= Oscar Chopin =

American artist (1873–1932)

Oscar Charles Chopin Jr. (September 24, 1873 – December 28, 1932) was an American artist known for his cartoon illustrations that appeared in several newspapers. He drew the St. Louis Post-Dispatch's Weatherbird cartoon from 1903 to 1910.

== Biography ==
Oscar Charles Chopin was born on September 24, 1873, to Oscar Chopin and Kate Chopin, a novelist, in St. Louis, Missouri.

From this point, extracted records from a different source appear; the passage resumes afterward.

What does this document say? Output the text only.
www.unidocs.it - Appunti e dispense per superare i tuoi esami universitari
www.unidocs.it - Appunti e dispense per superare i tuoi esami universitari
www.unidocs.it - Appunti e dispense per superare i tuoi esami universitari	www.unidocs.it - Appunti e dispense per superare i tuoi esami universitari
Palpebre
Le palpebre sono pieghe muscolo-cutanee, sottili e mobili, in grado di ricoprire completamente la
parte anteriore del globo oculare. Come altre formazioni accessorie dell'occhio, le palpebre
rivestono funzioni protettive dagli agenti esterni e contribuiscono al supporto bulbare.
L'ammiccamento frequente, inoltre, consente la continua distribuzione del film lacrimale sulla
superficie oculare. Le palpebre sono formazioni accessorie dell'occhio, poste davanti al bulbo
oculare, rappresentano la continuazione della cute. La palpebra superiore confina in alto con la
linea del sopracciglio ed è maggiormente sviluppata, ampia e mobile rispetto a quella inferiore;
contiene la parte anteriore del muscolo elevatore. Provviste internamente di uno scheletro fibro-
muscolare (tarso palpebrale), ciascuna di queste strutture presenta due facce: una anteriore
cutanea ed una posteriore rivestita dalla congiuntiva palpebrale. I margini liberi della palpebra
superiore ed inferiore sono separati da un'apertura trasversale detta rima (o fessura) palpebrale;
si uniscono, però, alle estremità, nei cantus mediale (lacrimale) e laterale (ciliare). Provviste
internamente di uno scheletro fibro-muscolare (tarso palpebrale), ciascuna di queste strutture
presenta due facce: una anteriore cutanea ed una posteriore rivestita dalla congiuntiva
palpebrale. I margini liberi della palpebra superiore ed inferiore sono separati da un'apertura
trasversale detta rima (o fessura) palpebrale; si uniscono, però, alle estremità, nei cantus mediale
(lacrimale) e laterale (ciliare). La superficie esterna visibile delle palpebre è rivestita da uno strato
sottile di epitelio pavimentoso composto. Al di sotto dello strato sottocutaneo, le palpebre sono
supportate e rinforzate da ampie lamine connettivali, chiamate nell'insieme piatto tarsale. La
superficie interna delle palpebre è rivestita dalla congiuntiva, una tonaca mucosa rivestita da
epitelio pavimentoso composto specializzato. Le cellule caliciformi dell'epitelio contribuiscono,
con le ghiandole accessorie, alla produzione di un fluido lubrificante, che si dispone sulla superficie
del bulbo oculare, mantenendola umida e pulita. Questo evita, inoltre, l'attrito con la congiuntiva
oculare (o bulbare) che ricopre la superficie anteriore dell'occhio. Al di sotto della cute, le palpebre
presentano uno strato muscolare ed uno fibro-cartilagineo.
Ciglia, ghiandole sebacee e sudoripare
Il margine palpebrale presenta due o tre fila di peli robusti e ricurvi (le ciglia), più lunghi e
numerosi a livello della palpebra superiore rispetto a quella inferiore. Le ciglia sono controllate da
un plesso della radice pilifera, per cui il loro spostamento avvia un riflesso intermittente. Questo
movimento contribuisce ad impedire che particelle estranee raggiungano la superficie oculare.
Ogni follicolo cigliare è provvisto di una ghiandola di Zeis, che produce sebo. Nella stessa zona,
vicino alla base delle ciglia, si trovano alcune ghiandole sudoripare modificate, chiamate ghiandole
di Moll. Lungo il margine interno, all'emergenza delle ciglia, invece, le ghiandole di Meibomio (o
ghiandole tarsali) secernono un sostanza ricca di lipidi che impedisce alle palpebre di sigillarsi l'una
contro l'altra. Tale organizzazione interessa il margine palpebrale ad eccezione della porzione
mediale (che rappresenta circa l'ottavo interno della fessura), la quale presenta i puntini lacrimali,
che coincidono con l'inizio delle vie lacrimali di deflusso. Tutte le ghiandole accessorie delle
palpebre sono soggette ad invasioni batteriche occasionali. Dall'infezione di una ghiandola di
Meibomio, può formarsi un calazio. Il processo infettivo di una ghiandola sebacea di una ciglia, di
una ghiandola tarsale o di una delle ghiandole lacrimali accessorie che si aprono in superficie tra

Chopin worked in the Post-Dispatch art department from 1903 to 1910. He took over the illustration of the Weatherbird when creator Harry Martin left the newspaper. Chopin began using the Weatherbird character as a news cartoon. S. Carlisle Martin succeeded Chopin as the illustrator of the Weatherbird. Chopin also worked for the St. Louis Chronicle.

Chopin moved to California and became a cartoonist for the San Francisco Examiner. He drew political cartoons. He left that newspaper due to health problems in 1932, when he moved to the Los Angeles Examiner.

After traveling to Europe in search of an effective treatment for his health problems, Chopin died of heart disease in Los Angeles on December 28, 1932. He was buried in Calvary Cemetery in St. Louis in the family plot. He was survived by his wife, Louise Hinckley Chopin; his daughter, Kate Chopin; and other relatives.